Der Bescheid des Beklagten vom 30. November 2006 und der Bescheid des Beklagten vom 03. Januar 2007 in Gestalt des Widerspruchsbescheides vom 02. März 2007 sind abzuändern und der Beklagte zu verurteilen, dem Kläger für den Zeitraum 01. Oktober 2004 bis 31. Dezember 2007 einen Zusatzbarbetrag in Höhe von 26,46 EUR monatlich zu zahlen, da die angefochtenen Bescheide insoweit rechtswidrig sind und den Kläger in seinen Rechten beschweren (§§ 54 Abs. 1 Satz 1, 54 Abs. 2 Satz 1 des Sozialgerichtsgesetzes -SGG-).

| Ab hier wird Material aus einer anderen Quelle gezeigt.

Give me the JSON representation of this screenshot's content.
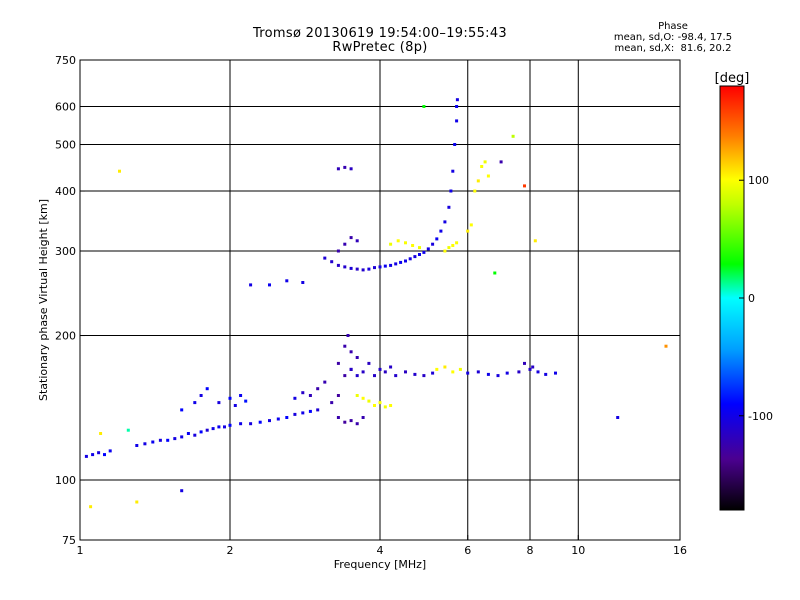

Gegenstand der kombinierten Anfechtungs- und Leistungsklage sind der Bescheid des Beklagten vom 30. November 2006, mit dem die Gewährung eines Zusatzbarbetrages für den Zeitraum ab Oktober 2004 angelehnt wurde, und der Bescheid des Beklagten vom 03. Januar 2007 mit welchem dem Kläger ab Januar 2007 Leistungen ohne Berücksichtigung des Zusatzbarbetrages bewilligt wurden. 1) Entscheidend ist daher, ob der Kläger einen Anspruch auf Bewilligung des Zusatzbarbetrages nach § 21 Abs. 3 Satz 4 BSHG hatte, da er diese Leistung bereits ab Oktober 2004 und damit unter Geltung des BSHG beantragt hat.
Nach § 21 Abs. 3 Satz 4 BSHG erhält der Leistungsempfänger einen zusätzlichen Barbetrag in Höhe von 5 vom Hundert seines Einkommens, höchstens jedoch in Höhe von 15 vom Hundert des Regelsatzes eines Haushaltsvorstandes, wenn er einen Teil der Kosten des Aufenthalts in der Einrichtung selbst trägt.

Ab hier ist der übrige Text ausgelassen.